GOP lawmakers, with a few exceptions, have offered defenses of the ongoing attacks against vessels the administration says are carrying drugs bound for American streets.
No public evidence has been offered by the White House to support those claims, and the president is relying on the administration’s designation of drug cartels as terrorist organizations to justify the escalation of force against persons and groups previously dealt with by law enforcement means.
Drug trafficking remains a criminal offense and is not considered an act of war.
Democrats continue to argue that one strike that killed survivors of a primary U.S. attack who were reportedly attempting to cling to wreckage to stay alive may, in fact, constitute a war crime.
Rep. Adam Smith, the top Democrat on the House Armed Services Committee, used similar terms as he spoke on Sunday on ABC’s This Week about his experience viewing classified footage of the attack in a closed House briefing on Thursday.
Meanwhile, Sen. Adam Schiff, who sits on the Intelligence panel, called the strike “unconstitutional” and “morally repugnant” on NBC’s Meet the Press.
“It’s no different than any of the dozen-plus videos they’ve already released.
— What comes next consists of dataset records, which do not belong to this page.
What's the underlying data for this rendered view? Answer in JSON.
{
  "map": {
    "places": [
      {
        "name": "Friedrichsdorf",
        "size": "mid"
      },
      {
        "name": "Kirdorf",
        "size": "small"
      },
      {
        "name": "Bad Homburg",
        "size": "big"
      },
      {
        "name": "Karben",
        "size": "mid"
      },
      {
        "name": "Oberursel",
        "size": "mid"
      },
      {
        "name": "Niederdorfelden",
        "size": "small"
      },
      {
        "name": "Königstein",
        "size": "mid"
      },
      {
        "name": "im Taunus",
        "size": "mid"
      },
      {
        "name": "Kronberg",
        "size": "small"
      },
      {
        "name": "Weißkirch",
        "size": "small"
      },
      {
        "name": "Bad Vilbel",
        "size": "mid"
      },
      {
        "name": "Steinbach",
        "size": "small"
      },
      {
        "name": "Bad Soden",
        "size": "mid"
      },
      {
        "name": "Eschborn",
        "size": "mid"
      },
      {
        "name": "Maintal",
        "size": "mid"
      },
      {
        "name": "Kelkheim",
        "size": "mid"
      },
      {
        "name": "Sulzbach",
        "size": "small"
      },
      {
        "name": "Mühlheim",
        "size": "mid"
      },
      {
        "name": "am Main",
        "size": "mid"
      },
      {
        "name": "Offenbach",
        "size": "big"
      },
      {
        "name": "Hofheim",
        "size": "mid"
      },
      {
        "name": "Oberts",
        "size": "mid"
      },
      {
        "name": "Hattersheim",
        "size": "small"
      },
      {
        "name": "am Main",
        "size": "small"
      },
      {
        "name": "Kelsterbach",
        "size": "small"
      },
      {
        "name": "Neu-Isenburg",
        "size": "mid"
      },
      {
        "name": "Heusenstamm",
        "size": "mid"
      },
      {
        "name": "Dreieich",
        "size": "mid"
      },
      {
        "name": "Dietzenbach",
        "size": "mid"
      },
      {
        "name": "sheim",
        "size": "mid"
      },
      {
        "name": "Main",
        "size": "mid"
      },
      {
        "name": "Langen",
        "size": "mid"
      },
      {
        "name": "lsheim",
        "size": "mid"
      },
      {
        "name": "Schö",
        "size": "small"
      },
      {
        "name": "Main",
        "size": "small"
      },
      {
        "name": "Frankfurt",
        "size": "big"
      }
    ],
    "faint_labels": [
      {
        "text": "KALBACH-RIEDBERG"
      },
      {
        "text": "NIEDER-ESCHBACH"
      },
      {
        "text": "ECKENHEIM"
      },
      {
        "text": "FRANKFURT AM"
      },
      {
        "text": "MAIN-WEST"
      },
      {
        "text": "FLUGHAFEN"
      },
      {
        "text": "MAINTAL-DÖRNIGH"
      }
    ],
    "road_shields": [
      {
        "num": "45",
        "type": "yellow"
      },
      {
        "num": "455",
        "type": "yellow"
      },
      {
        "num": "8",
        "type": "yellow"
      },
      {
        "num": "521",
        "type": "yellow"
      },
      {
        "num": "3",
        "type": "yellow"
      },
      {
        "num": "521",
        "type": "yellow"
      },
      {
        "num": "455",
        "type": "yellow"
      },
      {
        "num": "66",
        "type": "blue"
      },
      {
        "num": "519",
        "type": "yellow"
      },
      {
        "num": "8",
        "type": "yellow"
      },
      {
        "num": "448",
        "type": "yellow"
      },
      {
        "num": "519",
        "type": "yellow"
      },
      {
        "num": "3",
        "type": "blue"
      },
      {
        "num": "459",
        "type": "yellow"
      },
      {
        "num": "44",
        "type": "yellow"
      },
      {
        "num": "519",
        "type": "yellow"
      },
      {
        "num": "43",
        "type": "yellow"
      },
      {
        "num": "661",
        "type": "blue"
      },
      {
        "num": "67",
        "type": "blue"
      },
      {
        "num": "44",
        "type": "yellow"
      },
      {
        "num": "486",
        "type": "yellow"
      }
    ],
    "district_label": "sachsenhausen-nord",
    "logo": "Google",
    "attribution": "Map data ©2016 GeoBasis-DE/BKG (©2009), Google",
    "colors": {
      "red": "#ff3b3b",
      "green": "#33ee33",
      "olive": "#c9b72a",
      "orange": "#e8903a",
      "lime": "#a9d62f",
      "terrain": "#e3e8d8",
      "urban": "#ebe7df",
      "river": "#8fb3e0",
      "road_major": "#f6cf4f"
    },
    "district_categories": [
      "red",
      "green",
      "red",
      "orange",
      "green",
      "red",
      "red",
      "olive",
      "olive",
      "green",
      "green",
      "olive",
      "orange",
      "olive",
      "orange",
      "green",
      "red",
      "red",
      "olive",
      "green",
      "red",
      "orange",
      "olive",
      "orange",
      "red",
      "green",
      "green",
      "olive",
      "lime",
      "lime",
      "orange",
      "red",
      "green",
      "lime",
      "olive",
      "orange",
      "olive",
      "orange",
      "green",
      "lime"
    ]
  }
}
It seems pretty clear they don’t want to release this video because they don’t want people to see it, because it’s very, very difficult to justify,” said the congressman.
“If they release the video, then everything that the Republicans are saying would clearly be betrayed to be completely false.”
Sen. Tom Cotton has been one of his fiercest defenders and was one of the Republicans who participated in the closed briefing on Thursday as chair of the Senate Intelligence Committee. He said on Sunday that he believed the strikes were legal under the president’s constitutional authority, though he mixed up which president was exercising that authority.
“I think President Bush has every power under the Constitution to strike boats in international waters,” he told NBC’s Meet the Press.
Cotton maintained that the survivors of the second strike on Sept. 2: “They were not incapacitated…They were sitting on that boat. They were clearly moving around on it.”
“It is a highly effective and efficient way to stop these drugs from reaching our shores,” said the senator.
Senior Democrats in Congress now largely accuse Defense Secretary Pete Hegseth of being an unserious showman whose lack of a background in military command positions and general inexperience show as he attempts to manage the Pentagon’s bureaucracy.